Gastrointestinal enterochromaffin cells regulate bone and gut homeostasis via serotonin (5-hydroxytryptamine [5-HT]) production. A recent report suggested that gut microbes regulate 5-HT levels; however, the precise underlying molecular mechanisms are unexplored. Here, we reveal that the cation channel Piezo1 in the gut acts as a sensor of single-stranded RNA (ssRNA) governing 5-HT production. Intestinal epithelium-specific deletion of mouse Piezo1 profoundly disturbed gut peristalsis, impeded experimental colitis, and suppressed serum 5-HT levels. Because of systemic 5-HT deficiency, conditional knockout of Piezo1 increased bone formation. Notably, fecal ssRNA was identified as a natural Piezo1 ligand, and ssRNA-stimulated 5-HT synthesis from the gut was evoked in a MyD88/TRIF-independent manner. Colonic infusion of RNase A suppressed gut motility and increased bone mass. These findings suggest gut ssRNA as a master determinant of systemic 5-HT levels, indicating the ssRNA-Piezo1 axis as a potential prophylactic target for treatment of bone and gut disorders.

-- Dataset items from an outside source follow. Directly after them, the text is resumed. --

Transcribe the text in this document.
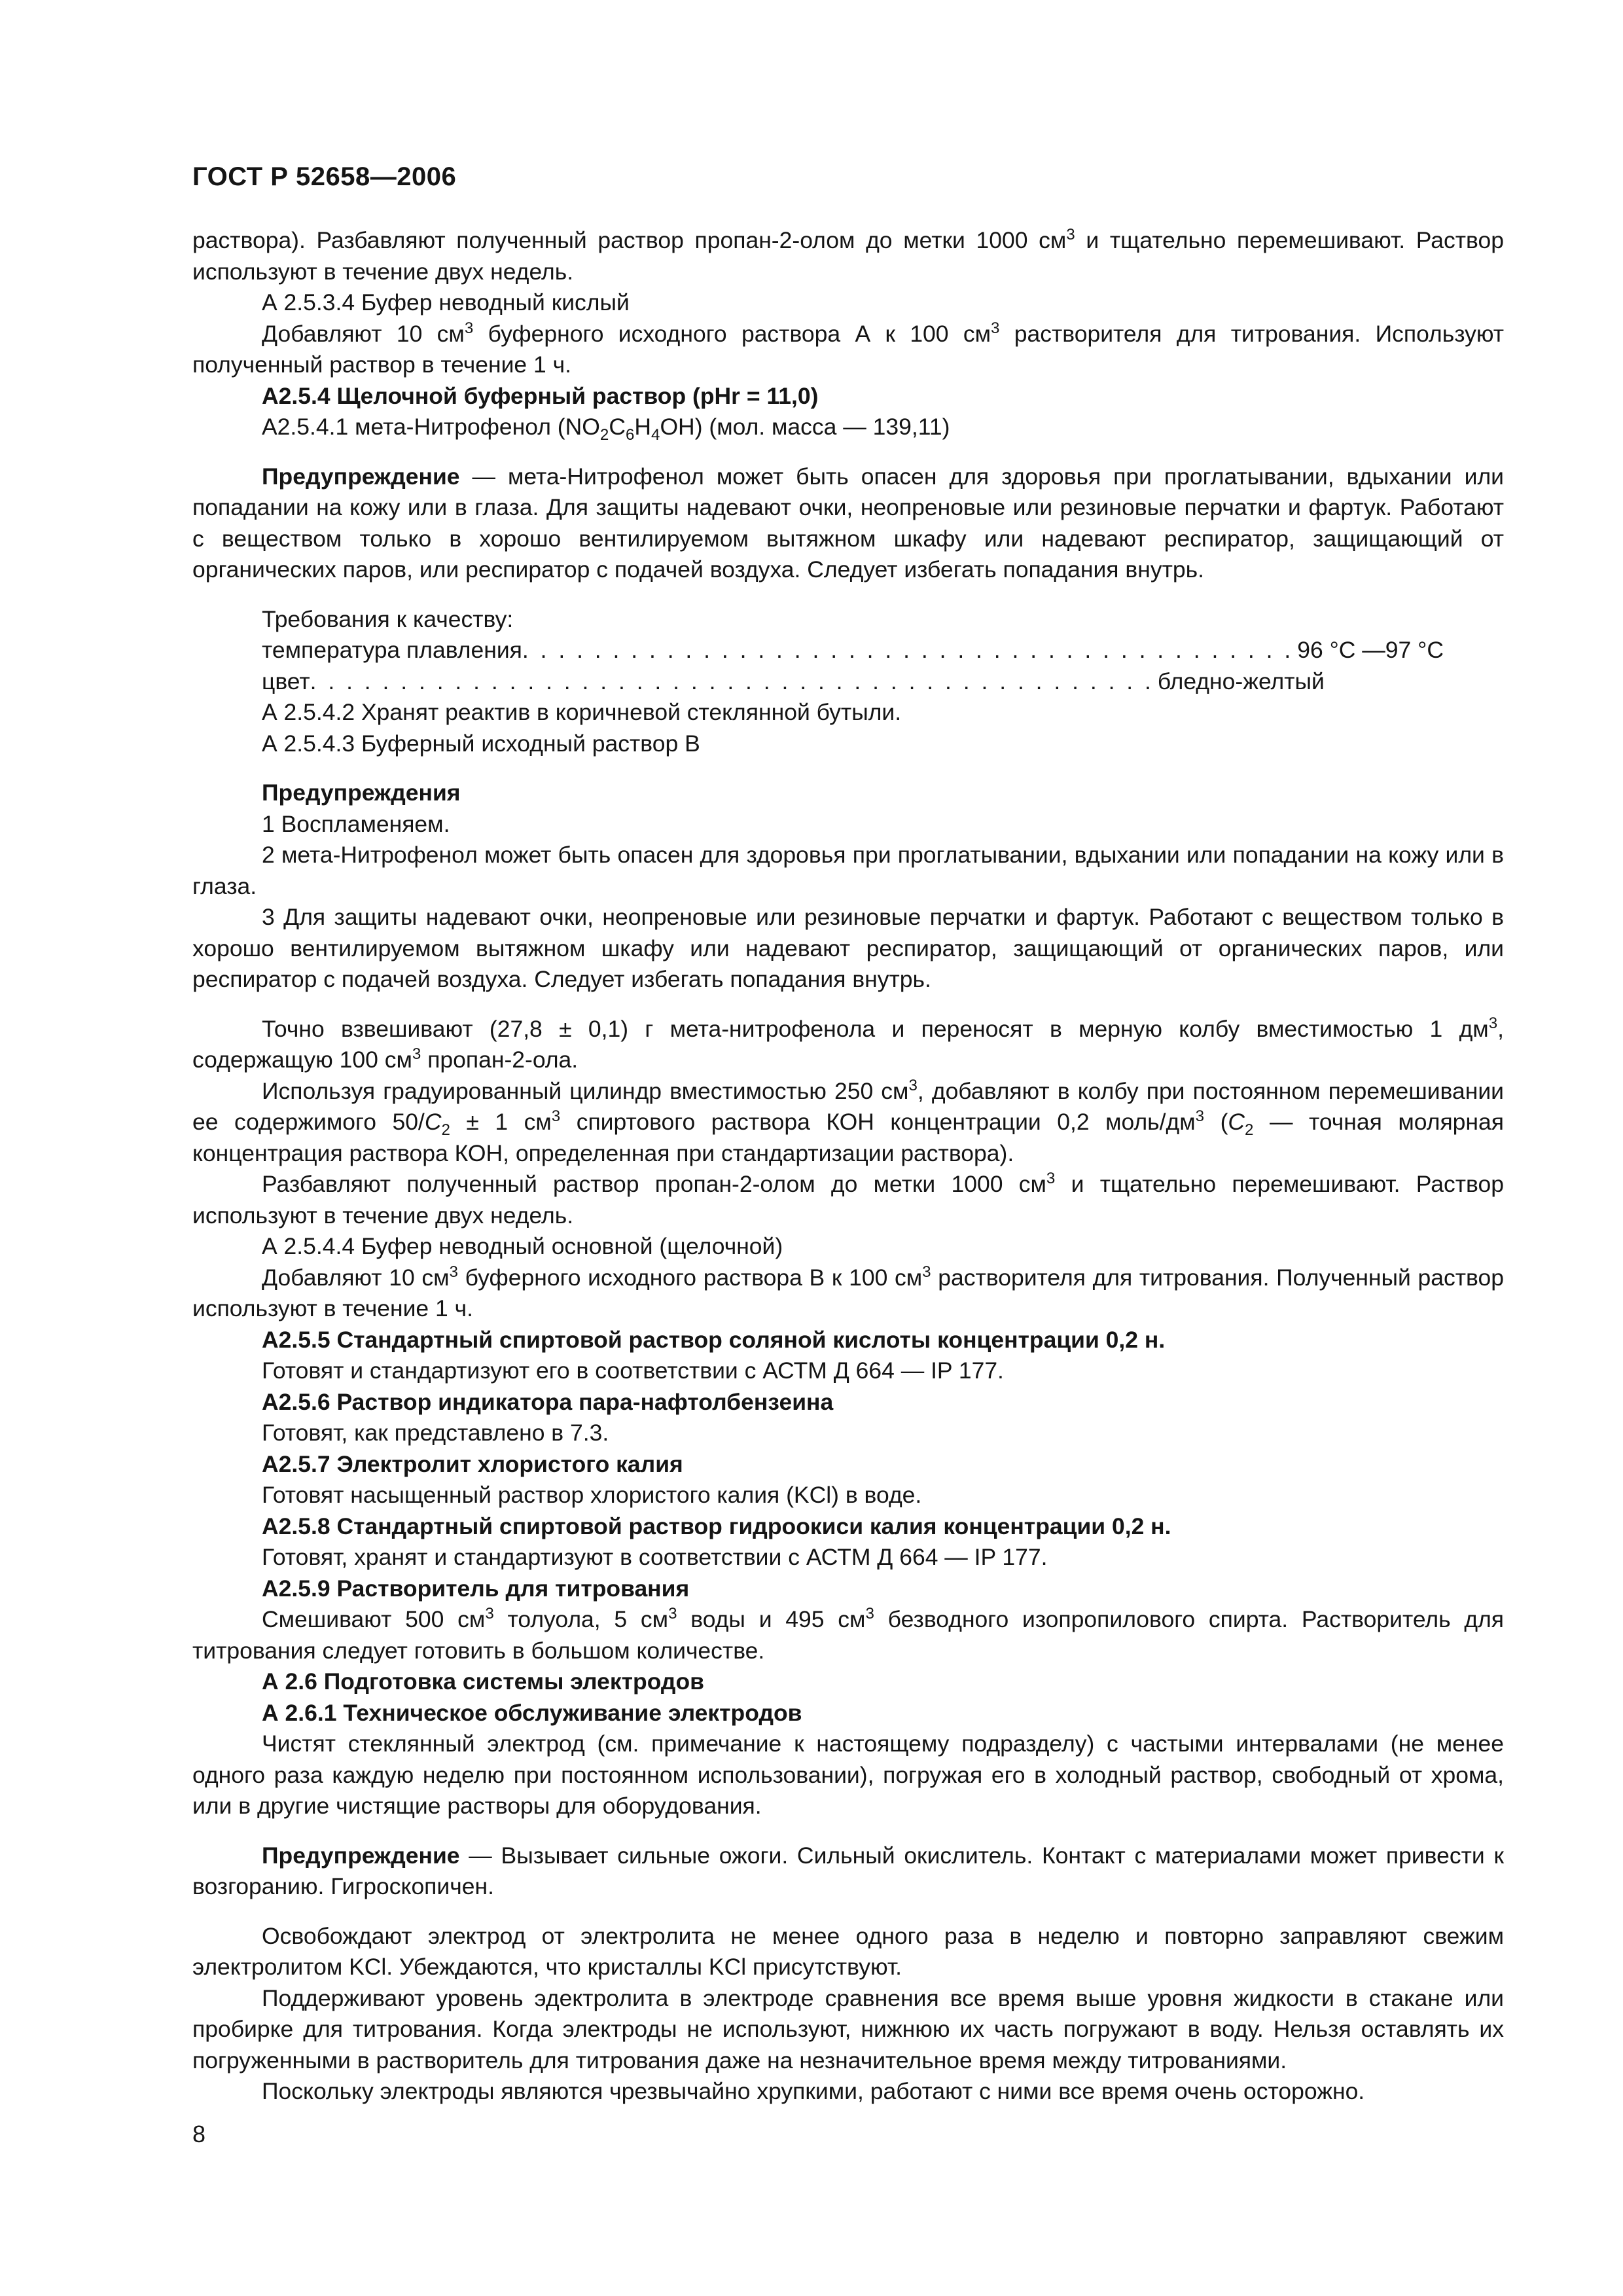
ГОСТ Р 52658—2006

раствора). Разбавляют полученный раствор пропан-2-олом до метки 1000 $см^3$ и тщательно перемешивают. Раствор используют в течение двух недель.

А 2.5.3.4 Буфер неводный кислый

Добавляют 10 $см^3$ буферного исходного раствора А к 100 $см^3$ растворителя для титрования. Используют полученный раствор в течение 1 ч.

А2.5.4 Щелочной буферный раствор (pHr = 11,0)

А2.5.4.1 мета-Нитрофенол $(NO_2C_6H_4OH)$ (мол. масса — 139,11)

Предупреждение — мета-Нитрофенол может быть опасен для здоровья при проглатывании, вдыхании или попадании на кожу или в глаза. Для защиты надевают очки, неопреновые или резиновые перчатки и фартук. Работают с веществом только в хорошо вентилируемом вытяжном шкафу или надевают респиратор, защищающий от органических паров, или респиратор с подачей воздуха. Следует избегать попадания внутрь.

Требования к качеству:
температура плавления . . . . . . . . . . . . . . . . . . . . . . . . . . . . . . . . . . . . . . . . . . . 96 °С —97 °С
цвет . . . . . . . . . . . . . . . . . . . . . . . . . . . . . . . . . . . . . . . . . . . . . . . бледно-желтый

А 2.5.4.2 Хранят реактив в коричневой стеклянной бутыли.

А 2.5.4.3 Буферный исходный раствор В

Предупреждения

1 Воспламеняем.

2 мета-Нитрофенол может быть опасен для здоровья при проглатывании, вдыхании или попадании на кожу или в глаза.

3 Для защиты надевают очки, неопреновые или резиновые перчатки и фартук. Работают с веществом только в хорошо вентилируемом вытяжном шкафу или надевают респиратор, защищающий от органических паров, или респиратор с подачей воздуха. Следует избегать попадания внутрь.

Точно взвешивают (27,8 ± 0,1) г мета-нитрофенола и переносят в мерную колбу вместимостью 1 $дм^3$, содержащую 100 $см^3$ пропан-2-ола.

Используя градуированный цилиндр вместимостью 250 $см^3$, добавляют в колбу при постоянном перемешивании ее содержимого $50/C_2 \pm 1$ $см^3$ спиртового раствора КОН концентрации 0,2 моль/$дм^3$ ($C_2$ — точная молярная концентрация раствора КОН, определенная при стандартизации раствора).

Разбавляют полученный раствор пропан-2-олом до метки 1000 $см^3$ и тщательно перемешивают. Раствор используют в течение двух недель.

А 2.5.4.4 Буфер неводный основной (щелочной)

Добавляют 10 $см^3$ буферного исходного раствора В к 100 $см^3$ растворителя для титрования. Полученный раствор используют в течение 1 ч.

А2.5.5 Стандартный спиртовой раствор соляной кислоты концентрации 0,2 н.

Готовят и стандартизуют его в соответствии с АСТМ Д 664 — IP 177.

А2.5.6 Раствор индикатора пара-нафтолбензеина

Готовят, как представлено в 7.3.

А2.5.7 Электролит хлористого калия

Готовят насыщенный раствор хлористого калия (KCl) в воде.

А2.5.8 Стандартный спиртовой раствор гидроокиси калия концентрации 0,2 н.

Готовят, хранят и стандартизуют в соответствии с АСТМ Д 664 — IP 177.

А2.5.9 Растворитель для титрования

Смешивают 500 $см^3$ толуола, 5 $см^3$ воды и 495 $см^3$ безводного изопропилового спирта. Растворитель для титрования следует готовить в большом количестве.

А 2.6 Подготовка системы электродов

А 2.6.1 Техническое обслуживание электродов

Чистят стеклянный электрод (см. примечание к настоящему подразделу) с частыми интервалами (не менее одного раза каждую неделю при постоянном использовании), погружая его в холодный раствор, свободный от хрома, или в другие чистящие растворы для оборудования.

Предупреждение — Вызывает сильные ожоги. Сильный окислитель. Контакт с материалами может привести к возгоранию. Гигроскопичен.

Освобождают электрод от электролита не менее одного раза в неделю и повторно заправляют свежим электролитом KCl. Убеждаются, что кристаллы KCl присутствуют.

Поддерживают уровень эдектролита в электроде сравнения все время выше уровня жидкости в стакане или пробирке для титрования. Когда электроды не используют, нижнюю их часть погружают в воду. Нельзя оставлять их погруженными в растворитель для титрования даже на незначительное время между титрованиями.

Поскольку электроды являются чрезвычайно хрупкими, работают с ними все время очень осторожно.

8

胃肠道肠嗜铬细胞通过5-羟色胺（5-羟色胺[5-HT]）的产生来调节骨骼和肠道的稳态。最近的一份报告表明，肠道微生物可调节5-HT水平。然而，确切的潜在分子机制尚待探索。在这里，我们揭示了肠道中的阳离子通道Piezo1充当控制5-HT产生的单链RNA（ssRNA）的传感器。小鼠Piezo1的肠上皮特异性缺失极大地干扰了肠道蠕动，阻碍了实验性结肠炎，并抑制了血清5-HT水平。由于全身5-HT缺乏，Piezo1的条件性敲除骨形成增加。值得注意的是，粪便中的ssRNA被鉴定为天然的Piezo1配体，并且以独立于MyD88 / TRIF的方式诱发了肠道中ssRNA刺激的5-HT合成。结肠灌注RNase A可抑制肠蠕动并增加骨量。这些发现表明肠道ssRNA是全身5-HT水平的主要决定因素，表明ssRNA-Piezo1轴是骨和肠道疾病治疗的潜在预防目标。